という3つのポイントを上げており、それぞれについて事例を使いながら説明している。

次に計画立案に対して

(1)想像力を働かせて構想する
(2)正しいステップを踏んで立案する
(3)複数の計画案を練る
(4)計画案を正しく評価する
(5)不確実さのリスクをできるだけ回避する

の5つのポイントを上げている。さらに、計画実行においては

(1)計画の勘所を押さえる
(2)計画の人間的側面を配慮する
(3)段取りと計画を大事にする
(4)計画の実行をフォローアップする

の4つを上げている。

本の中では、それぞれのポイントをもう一段だけ、ブレークダウンして、ノウハウにしている。もちろん、それは参考になるのだが、ブレークダウンしたノウハウもハウツー的に書かれているものではないし、この9つのポイントの実現するための方法はそれだけではないと思われる。
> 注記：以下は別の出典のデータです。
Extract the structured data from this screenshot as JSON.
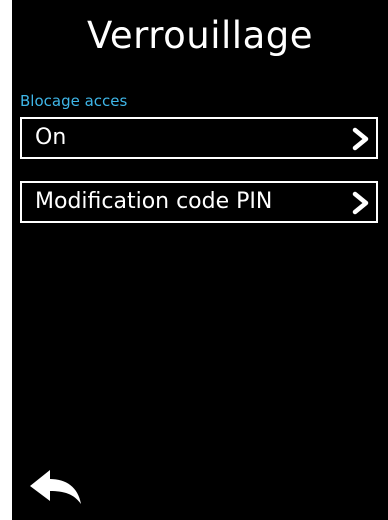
{
  "header": {
    "title": "Verrouillage"
  },
  "section": {
    "label": "Blocage acces"
  },
  "rows": [
    {
      "label": "On",
      "icon": "chevron-right-icon"
    },
    {
      "label": "Modification code PIN",
      "icon": "chevron-right-icon"
    }
  ],
  "footer": {
    "back_icon": "back-arrow-icon"
  },
  "colors": {
    "background": "#000000",
    "text": "#ffffff",
    "accent": "#3fb6e8"
  }
}
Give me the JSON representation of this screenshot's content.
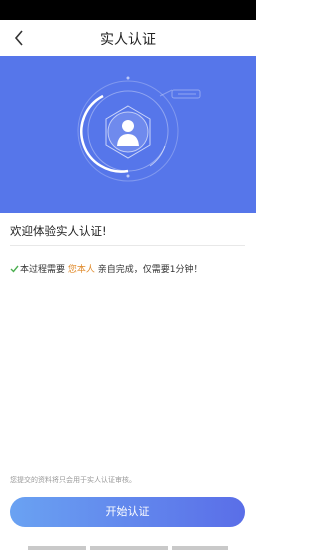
{
  "header": {
    "title": "实人认证"
  },
  "icons": {
    "back": "back-arrow-icon",
    "hero": "face-scan-icon",
    "check": "check-icon"
  },
  "welcome": {
    "text": "欢迎体验实人认证!"
  },
  "process": {
    "prefix": "本过程需要",
    "highlight": "您本人",
    "suffix": "亲自完成，仅需要1分钟！"
  },
  "footer": {
    "notice": "您提交的资料将只会用于实人认证审核。",
    "start_button": "开始认证"
  },
  "colors": {
    "hero_bg": "#5676ea",
    "highlight": "#e08a2a",
    "check": "#4caf50",
    "button_gradient_start": "#6aa2f2",
    "button_gradient_end": "#5a6ee8"
  }
}
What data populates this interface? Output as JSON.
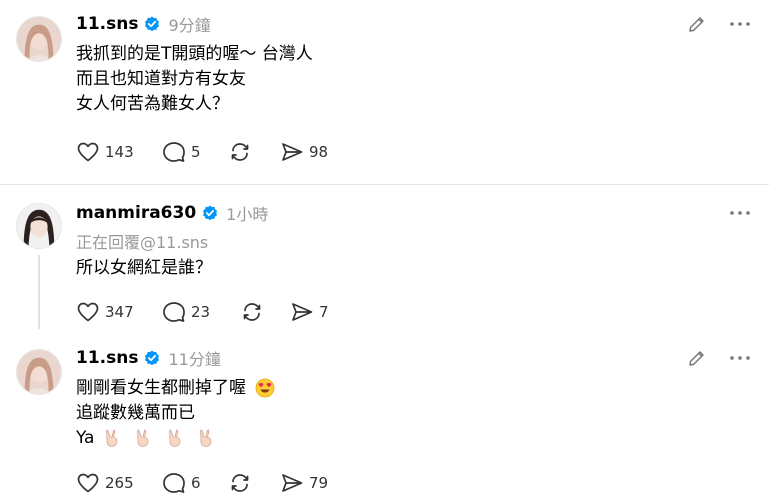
{
  "posts": [
    {
      "username": "11.sns",
      "time": "9分鐘",
      "lines": [
        "我抓到的是T開頭的喔～ 台灣人",
        "而且也知道對方有女友",
        "女人何苦為難女人？"
      ],
      "likes": "143",
      "replies": "5",
      "shares": "98"
    },
    {
      "username": "manmira630",
      "time": "1小時",
      "replying_to": "正在回覆@11.sns",
      "lines": [
        "所以女網紅是誰？"
      ],
      "likes": "347",
      "replies": "23",
      "shares": "7"
    },
    {
      "username": "11.sns",
      "time": "11分鐘",
      "lines": [
        "剛剛看女生都刪掉了喔",
        "追蹤數幾萬而已",
        "Ya"
      ],
      "likes": "265",
      "replies": "6",
      "shares": "79"
    }
  ],
  "colors": {
    "verified": "#0095f6",
    "muted": "#999999",
    "divider": "#e4e4e4"
  },
  "icons": [
    "heart-icon",
    "comment-icon",
    "repost-icon",
    "share-icon",
    "edit-icon",
    "more-icon",
    "verified-icon",
    "heart-eyes-emoji",
    "victory-hand-emoji"
  ]
}
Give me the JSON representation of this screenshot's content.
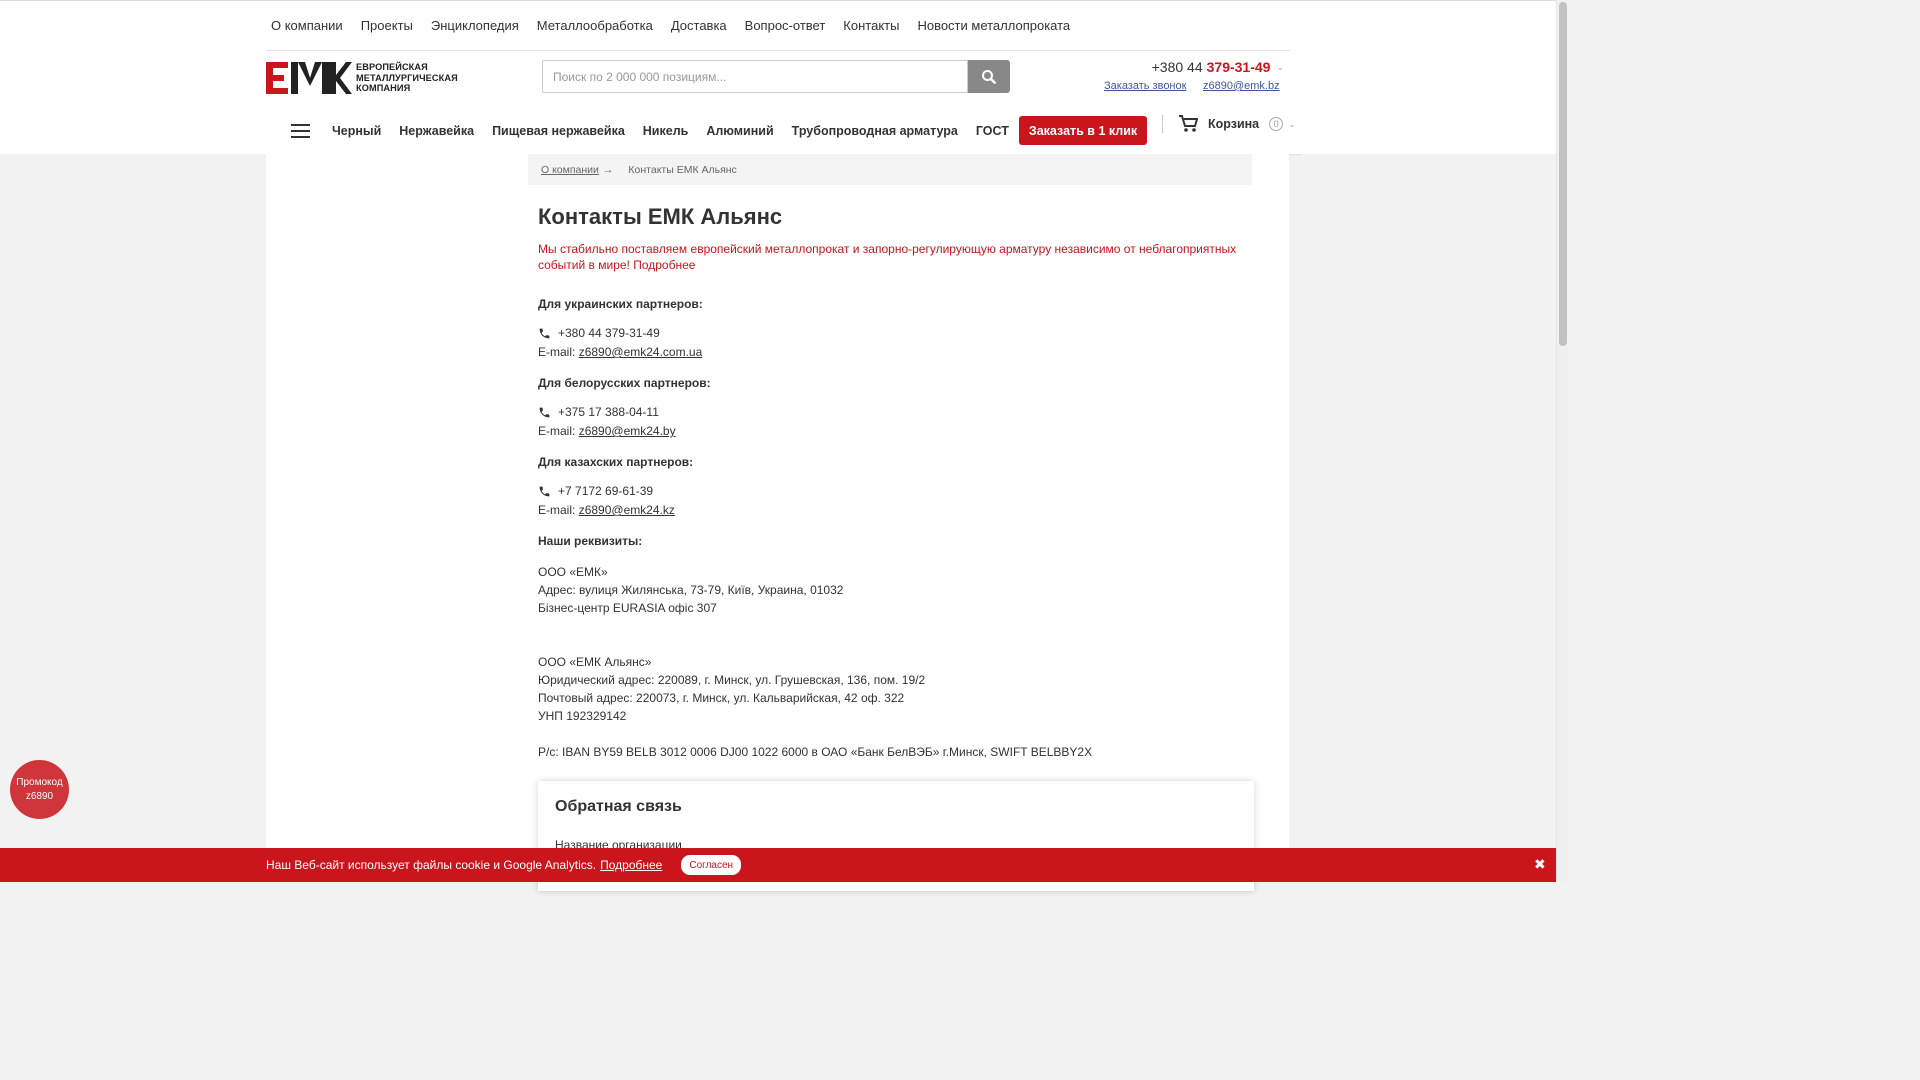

結局、ここはフレームワークの使い方として自分なりに構築していくしかないのだろう。

著者のいう計画力というのは、結局のところ、考え、行動する能力である。その意味で、複数案を練るとか、計画の評価、リスクの回避というのは手法を使ってやるべきではないだろう。これらを行うことによって考え抜くことが実行できる計画を作るもっとも重要なポイントということになると思われる。

その準備として、まず、自分の計画法を整理し、自分なりのノウハウを構築していくためのスタートにはたいへん、役に立つ本である。